Our heartiest congratulations to contributor Edith Pearlman, who won the National Book Critics Circle award last week for her story collection Binocular Vision (Lookout Books, 2011), which was also a nominee for the National Book Award (the only fiction nominee to be on both lists) and won the PEN/Malamud prize for short fiction. Pearlman is the author of three other story collections, and she’s published more than 250 pieces of prose. Her award is long overdue.

We’re honored to have published her work five times, most recently “Life Lessons” in our latest issue, 8.2. We posted a sneak preview of that story here, and you can see her comments on it here.

In honor of her win, we wanted to repost comments Pearlman sent us when we asked about her story “Hearts and Flowers” in Issue 7.1 (Summer 2010):

“I would like to promote writing as an amateur enterprise. There are very few artistic endeavors and sports that do not have an amateur component—think of painting, singing, theatricals; think of tennis and soccer and baseball. There are opera companies that are  largely amateur; there are amateur architects.
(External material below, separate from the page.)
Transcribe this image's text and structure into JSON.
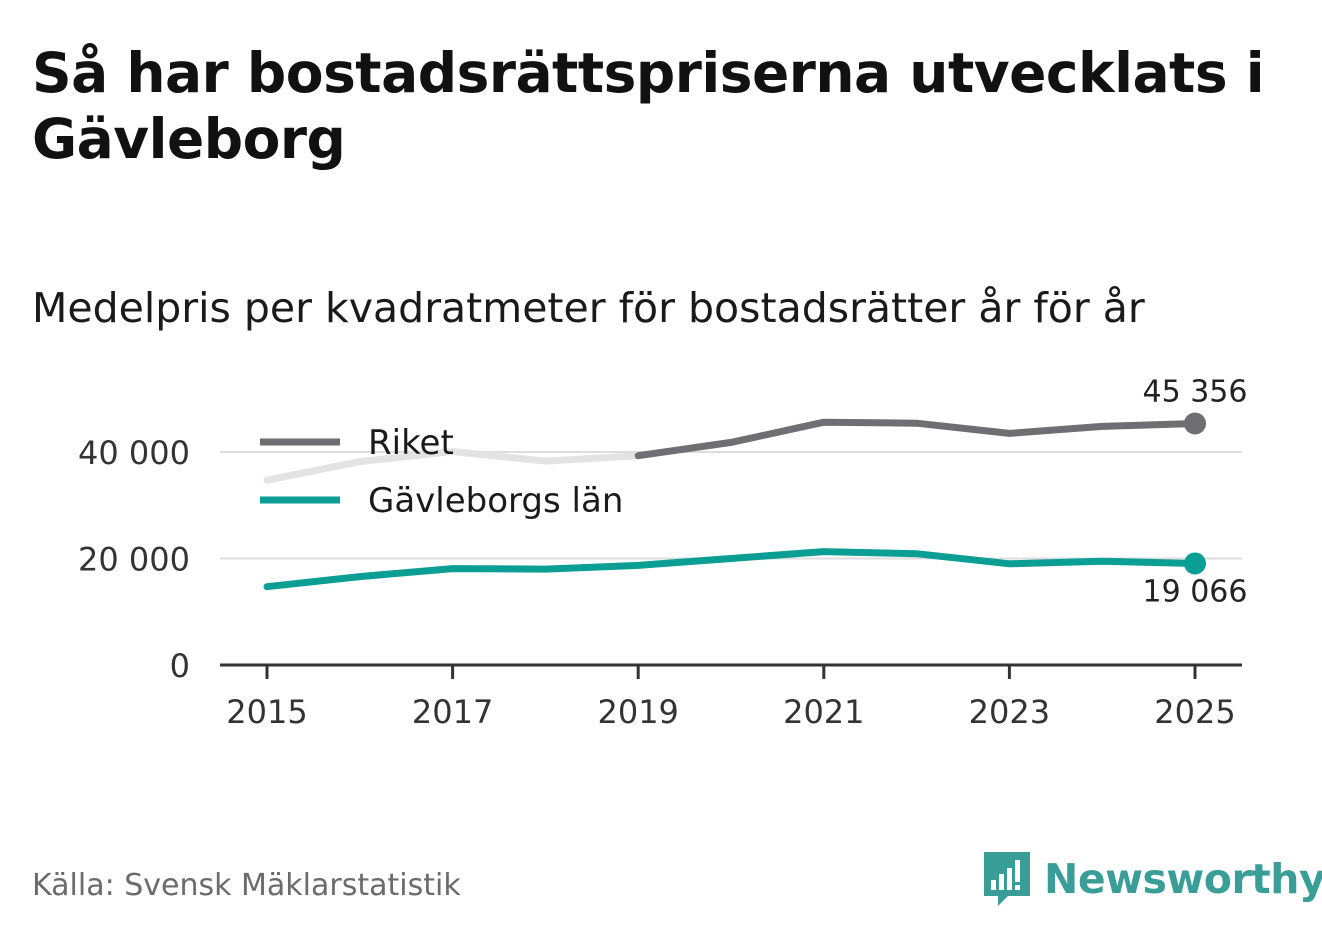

Writing as a hobby can be taken up as seriously as writing as a profession. The craft can be studied, practiced, and mastered for the pleasure of only a few readers, just as the amateur pianist has only a household audience and the tennis player no audience at all. A few readers? I am happy with one—that is to say, all my writing is directed toward a single ideal reader, literate, leisured, interested in being interested. When I think I have satisfied him, I myself am satisfied.”

It looks like she’s found many of those ideal readers! Congratulations, Edith!